The Bee raises a prospect we last considered in 2011: if the Kings are moved out of town, will the new owners simply default on the $64 million loan brokered by the city in 1998? That loan has painfully weak collateral: a $25 million stake in the franchise (which at a $525 million valuation is a 4.7 percent stake) and Sleep Train Arena.
[UC Davis contracts law expert Thomas] Joo said the Kings could conceivably try to settle the loan by offering some cash and forfeiting the arena.

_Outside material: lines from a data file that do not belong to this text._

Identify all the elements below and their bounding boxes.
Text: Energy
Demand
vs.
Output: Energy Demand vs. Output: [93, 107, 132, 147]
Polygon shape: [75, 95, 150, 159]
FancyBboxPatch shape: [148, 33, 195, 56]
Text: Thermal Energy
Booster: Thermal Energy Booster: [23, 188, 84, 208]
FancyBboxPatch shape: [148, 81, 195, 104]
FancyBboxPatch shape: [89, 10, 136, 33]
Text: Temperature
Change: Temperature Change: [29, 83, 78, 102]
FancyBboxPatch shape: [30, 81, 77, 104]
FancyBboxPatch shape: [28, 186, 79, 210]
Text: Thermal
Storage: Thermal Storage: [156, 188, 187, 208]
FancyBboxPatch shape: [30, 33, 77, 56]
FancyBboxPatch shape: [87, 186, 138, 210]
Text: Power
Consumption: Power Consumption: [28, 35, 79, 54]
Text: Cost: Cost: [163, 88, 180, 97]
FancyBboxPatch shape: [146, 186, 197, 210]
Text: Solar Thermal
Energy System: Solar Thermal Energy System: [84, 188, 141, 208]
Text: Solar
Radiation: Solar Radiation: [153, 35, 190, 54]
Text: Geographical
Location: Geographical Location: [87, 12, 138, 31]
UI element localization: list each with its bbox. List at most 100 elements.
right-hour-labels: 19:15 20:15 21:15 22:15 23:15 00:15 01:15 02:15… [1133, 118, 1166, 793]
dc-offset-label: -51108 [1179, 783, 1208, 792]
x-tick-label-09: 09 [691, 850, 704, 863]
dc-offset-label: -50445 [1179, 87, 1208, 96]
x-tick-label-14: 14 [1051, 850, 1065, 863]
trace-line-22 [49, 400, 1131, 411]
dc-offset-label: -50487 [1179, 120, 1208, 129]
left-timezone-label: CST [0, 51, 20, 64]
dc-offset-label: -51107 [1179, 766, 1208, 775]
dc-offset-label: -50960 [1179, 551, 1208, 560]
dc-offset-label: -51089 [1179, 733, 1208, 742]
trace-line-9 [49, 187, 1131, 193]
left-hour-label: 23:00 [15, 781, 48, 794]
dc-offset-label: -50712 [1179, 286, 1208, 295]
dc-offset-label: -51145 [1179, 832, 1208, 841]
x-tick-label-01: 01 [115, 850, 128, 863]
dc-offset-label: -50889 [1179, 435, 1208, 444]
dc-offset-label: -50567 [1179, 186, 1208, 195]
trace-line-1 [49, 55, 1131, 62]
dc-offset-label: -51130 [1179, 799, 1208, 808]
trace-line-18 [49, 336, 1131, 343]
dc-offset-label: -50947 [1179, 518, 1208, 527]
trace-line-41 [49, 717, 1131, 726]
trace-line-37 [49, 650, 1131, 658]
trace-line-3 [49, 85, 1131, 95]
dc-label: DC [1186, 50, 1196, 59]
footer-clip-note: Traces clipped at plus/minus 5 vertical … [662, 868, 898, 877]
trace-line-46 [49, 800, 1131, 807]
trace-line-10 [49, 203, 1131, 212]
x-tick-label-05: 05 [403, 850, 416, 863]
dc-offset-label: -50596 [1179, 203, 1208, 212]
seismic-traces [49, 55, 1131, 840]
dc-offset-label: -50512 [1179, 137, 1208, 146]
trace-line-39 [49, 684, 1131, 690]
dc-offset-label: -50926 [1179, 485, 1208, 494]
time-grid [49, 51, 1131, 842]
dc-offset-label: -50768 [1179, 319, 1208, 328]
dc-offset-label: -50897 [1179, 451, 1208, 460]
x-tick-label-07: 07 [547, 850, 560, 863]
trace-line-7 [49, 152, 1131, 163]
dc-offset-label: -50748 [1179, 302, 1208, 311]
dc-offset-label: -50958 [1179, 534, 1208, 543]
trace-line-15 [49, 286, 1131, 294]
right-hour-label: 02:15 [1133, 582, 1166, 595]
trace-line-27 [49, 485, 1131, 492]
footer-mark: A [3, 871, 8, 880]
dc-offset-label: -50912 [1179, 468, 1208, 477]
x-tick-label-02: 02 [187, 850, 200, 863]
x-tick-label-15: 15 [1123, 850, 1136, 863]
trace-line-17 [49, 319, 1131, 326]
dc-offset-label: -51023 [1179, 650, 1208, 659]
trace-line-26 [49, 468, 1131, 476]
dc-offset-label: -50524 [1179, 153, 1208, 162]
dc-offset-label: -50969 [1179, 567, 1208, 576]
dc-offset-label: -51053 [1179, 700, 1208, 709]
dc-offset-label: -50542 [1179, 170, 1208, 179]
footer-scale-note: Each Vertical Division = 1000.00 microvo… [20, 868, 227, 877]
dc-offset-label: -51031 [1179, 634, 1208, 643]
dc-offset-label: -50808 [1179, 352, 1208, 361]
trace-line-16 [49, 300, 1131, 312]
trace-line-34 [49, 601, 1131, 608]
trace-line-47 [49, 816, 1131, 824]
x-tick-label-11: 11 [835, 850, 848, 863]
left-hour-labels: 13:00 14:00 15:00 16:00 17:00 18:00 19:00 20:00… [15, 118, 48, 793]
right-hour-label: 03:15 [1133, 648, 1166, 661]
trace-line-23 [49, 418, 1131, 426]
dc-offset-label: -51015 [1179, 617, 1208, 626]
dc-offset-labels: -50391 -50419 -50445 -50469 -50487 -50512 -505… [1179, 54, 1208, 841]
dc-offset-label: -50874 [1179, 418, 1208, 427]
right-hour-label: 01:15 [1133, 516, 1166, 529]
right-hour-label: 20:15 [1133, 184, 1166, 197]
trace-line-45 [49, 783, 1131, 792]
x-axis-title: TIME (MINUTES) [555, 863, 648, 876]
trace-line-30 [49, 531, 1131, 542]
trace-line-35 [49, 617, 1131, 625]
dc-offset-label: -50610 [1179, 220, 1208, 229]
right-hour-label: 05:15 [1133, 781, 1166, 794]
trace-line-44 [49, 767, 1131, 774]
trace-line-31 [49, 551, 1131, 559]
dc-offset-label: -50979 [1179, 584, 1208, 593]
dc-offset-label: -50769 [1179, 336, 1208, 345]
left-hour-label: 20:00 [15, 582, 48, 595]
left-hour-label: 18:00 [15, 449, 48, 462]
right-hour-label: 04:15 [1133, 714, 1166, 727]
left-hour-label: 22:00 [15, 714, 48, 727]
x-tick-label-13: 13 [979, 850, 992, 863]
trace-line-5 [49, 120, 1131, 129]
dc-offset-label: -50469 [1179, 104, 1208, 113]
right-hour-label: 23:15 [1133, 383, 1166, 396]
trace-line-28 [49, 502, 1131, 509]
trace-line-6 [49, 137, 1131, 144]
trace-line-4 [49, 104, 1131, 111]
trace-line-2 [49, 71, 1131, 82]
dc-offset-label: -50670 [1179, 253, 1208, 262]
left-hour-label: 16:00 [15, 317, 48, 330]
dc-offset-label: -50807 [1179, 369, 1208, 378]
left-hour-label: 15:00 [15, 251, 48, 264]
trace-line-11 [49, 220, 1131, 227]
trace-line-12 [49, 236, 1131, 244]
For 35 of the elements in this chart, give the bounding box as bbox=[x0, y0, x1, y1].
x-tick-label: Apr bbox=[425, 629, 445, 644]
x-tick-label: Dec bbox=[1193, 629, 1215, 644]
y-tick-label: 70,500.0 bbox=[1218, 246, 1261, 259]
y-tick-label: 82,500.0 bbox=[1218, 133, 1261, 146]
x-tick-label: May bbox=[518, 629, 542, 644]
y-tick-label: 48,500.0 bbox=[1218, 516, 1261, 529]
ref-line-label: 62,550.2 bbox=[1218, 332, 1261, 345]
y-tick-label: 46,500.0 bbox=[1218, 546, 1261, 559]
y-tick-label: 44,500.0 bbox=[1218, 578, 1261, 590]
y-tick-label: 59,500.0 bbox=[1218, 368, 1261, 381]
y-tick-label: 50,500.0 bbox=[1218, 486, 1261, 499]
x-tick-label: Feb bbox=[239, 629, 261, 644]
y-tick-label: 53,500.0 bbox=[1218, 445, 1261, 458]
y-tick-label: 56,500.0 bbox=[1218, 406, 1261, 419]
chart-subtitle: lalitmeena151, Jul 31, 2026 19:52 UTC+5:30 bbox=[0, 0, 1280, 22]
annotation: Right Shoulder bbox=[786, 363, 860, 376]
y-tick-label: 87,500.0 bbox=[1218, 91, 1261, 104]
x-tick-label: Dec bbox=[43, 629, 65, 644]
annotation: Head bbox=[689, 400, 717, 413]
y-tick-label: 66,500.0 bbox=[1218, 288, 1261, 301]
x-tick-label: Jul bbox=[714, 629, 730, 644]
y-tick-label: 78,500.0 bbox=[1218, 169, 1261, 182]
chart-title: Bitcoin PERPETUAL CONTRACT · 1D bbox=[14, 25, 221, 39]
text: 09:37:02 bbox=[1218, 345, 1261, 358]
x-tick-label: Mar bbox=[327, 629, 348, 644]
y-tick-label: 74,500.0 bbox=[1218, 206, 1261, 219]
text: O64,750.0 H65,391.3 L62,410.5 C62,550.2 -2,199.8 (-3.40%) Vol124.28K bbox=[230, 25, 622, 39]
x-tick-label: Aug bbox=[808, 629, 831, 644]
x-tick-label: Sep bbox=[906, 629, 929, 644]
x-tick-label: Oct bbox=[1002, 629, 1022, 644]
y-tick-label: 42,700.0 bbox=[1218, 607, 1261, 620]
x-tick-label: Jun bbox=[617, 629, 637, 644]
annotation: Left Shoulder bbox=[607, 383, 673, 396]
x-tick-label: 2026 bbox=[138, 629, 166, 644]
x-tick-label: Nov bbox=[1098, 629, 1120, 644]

Assistant City Manager John Dangberg last week said he is confident the new team owners would pay off the balance of the loan in full. City officials have said they believe the NBA would not want the negative publicity of being accused of leaving the city in the lurch.
Here's the issue: when Hansen buys the Kings, he likely buys Sleep Train Arena. If not, Maloof Sports and Entertainment would still own Sleep Train Arena. Selling that after the Kings move to Seattle would be a very tricky proposition, particularly if Kevin Johnson begins work on a downtown arena quickly. It'd be of extremely low value. Certainly not worth $52 million (the difference between the $77 million payoff and a $25 million stake in the team).
If it comes to this, the only saving grace would be Hansen and Steve Ballmer's desire to not look like pirates (of which I'm skeptical) or the NBA's insistence that the Hansen-Ballmer group do the right thing.
Regardless, the lesson has been learned by the city. One of the sticking points in the Maloofs' ridiculous refusal to take the arena deal in 2012 was that the city demanded stronger collateral on the loan in question.